2024 Paris Olimpiyatları açılış töreninin ironik ve müstehcen gösterisi; eleştirmenlerinin kınadığı steril, ruhsuz siyasi doğruculuktan mümkün olduğunca uzak bir noktadaydı. Tören, Avrupa’yı sadece en iyi haliyle sunmakla kalmadı; aynı zamanda böyle bir törenin yalnızca Avrupa’da mümkün olabileceğini tüm dünyaya hatırlattı.
Bu yazın iki büyük kültürel etkinliği, 2024 Paris Olimpiyatları açılış töreni ve "Deadpool & Wolverine" filminin vizyona girmesi, ikisi de yoğun ironi barındıran, göz alıcı gösteriler sundu. Ancak ikisinin tek ortak noktası bu. Aralarındaki farkları analiz ederek, günümüzde ironinin derinlemesine karmaşıklığını kavrayabiliriz.

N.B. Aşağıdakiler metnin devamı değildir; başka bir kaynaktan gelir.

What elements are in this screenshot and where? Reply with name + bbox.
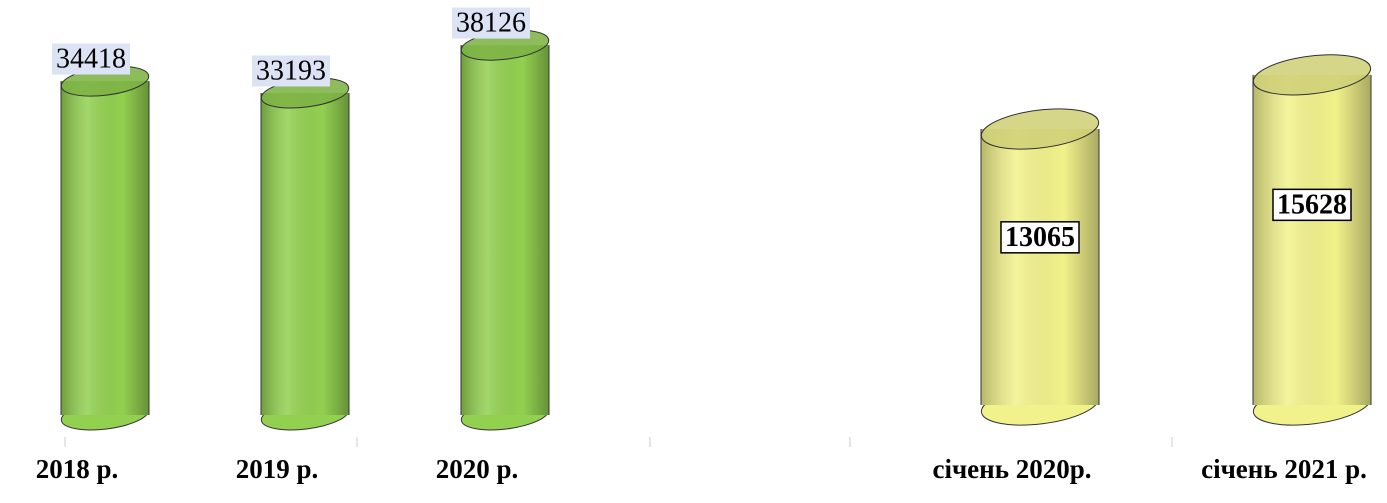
value-label: 38126 bbox=[456, 8, 526, 39]
value-label: 33193 bbox=[256, 55, 326, 86]
cylinder-top bbox=[1252, 54, 1372, 96]
value-label-box bbox=[52, 43, 130, 75]
cylinder-shade bbox=[981, 129, 1099, 405]
cylinder-shade bbox=[461, 45, 549, 416]
x-tick-label: січень 2020р. bbox=[932, 454, 1091, 484]
cylinder-top bbox=[980, 108, 1100, 150]
cylinder-top-shade bbox=[981, 108, 1099, 150]
x-tick-label: 2020 р. bbox=[436, 454, 519, 484]
cylinder-shade bbox=[61, 81, 149, 416]
value-label-box bbox=[252, 55, 330, 87]
value-label: 15628 bbox=[1277, 189, 1347, 220]
x-tick-label: 2018 р. bbox=[36, 454, 119, 484]
value-label-box bbox=[452, 7, 530, 39]
cylinder-shade bbox=[1253, 74, 1371, 406]
value-label: 13065 bbox=[1005, 222, 1075, 253]
x-tick-label: 2019 р. bbox=[236, 454, 319, 484]
cylinder-top-shade bbox=[1253, 54, 1371, 95]
value-label: 34418 bbox=[56, 44, 126, 75]
cylinder-shade bbox=[261, 93, 349, 416]
x-tick-label: січень 2021 р. bbox=[1201, 454, 1367, 484]
value-label-box bbox=[1272, 188, 1352, 222]
value-label-box bbox=[1000, 221, 1080, 254]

Mevcut sosyal düzen karşısında ironik mesafe genellikle sadece örtülü bir uyum sağlama biçimi olarak işlev görür. The Observer’dan Wendy Ide’nin belirttiği gibi, Deadpool & Wolverine, “Hem sinir bozucu hem de çok komik olabilir... Ancak aynı zamanda da dağınık, tekrar eden ve kalitesiz görünümlü, sosyal medya esprileri ve acı veren derecede meta komik hayran esprileriyle dolu” bir film.
Bu, bugün ideolojinin nasıl işlediğinin mükemmel bir tarifi. Kimsenin artık ana mesajı ciddiye almadığı bir noktada, kendine referans veren şakalar, çoklu evren atlamaları ve dördüncü duvarı kıran alaycı şakalar sunuluyor. Bu aynı yaklaşım –ironinin statükoya hizmet etmesi– kamuoyunun giderek daha çılgın ve şiddetli bir dünyaya nasıl katlandığını da gösteriyor.
“Farklı bir ironi mümkün”
Ancak Olimpiyat açılış töreninin yönetmeni Thomas Jolly, farklı bir ironinin de mümkün olduğunu hatırlatıyor. Tören, ev sahibi şehri ve Fransız kültürünü sergilemesine rağmen, geniş çapta eleştirildi. Bacchanalia şenliklerinin tasvirini "Son Akşam Yemeği" ile alay etmek olarak algılayan Katolikleri bir kenara bırakırsak, olumsuz tepkileri en iyi şekilde Macaristan Başbakanı Viktor Orbán özetledi:
“Batılılar ulus-devletlerin artık var olmadığını düşünüyorlar. Ortak bir kültür ve buna dayalı bir kamu ahlâkını reddediyorlar. Ahlâk yoktur ve dün gece Olimpiyat Oyunları açılışını izlediyseniz, bunu görmüş oldunuz.”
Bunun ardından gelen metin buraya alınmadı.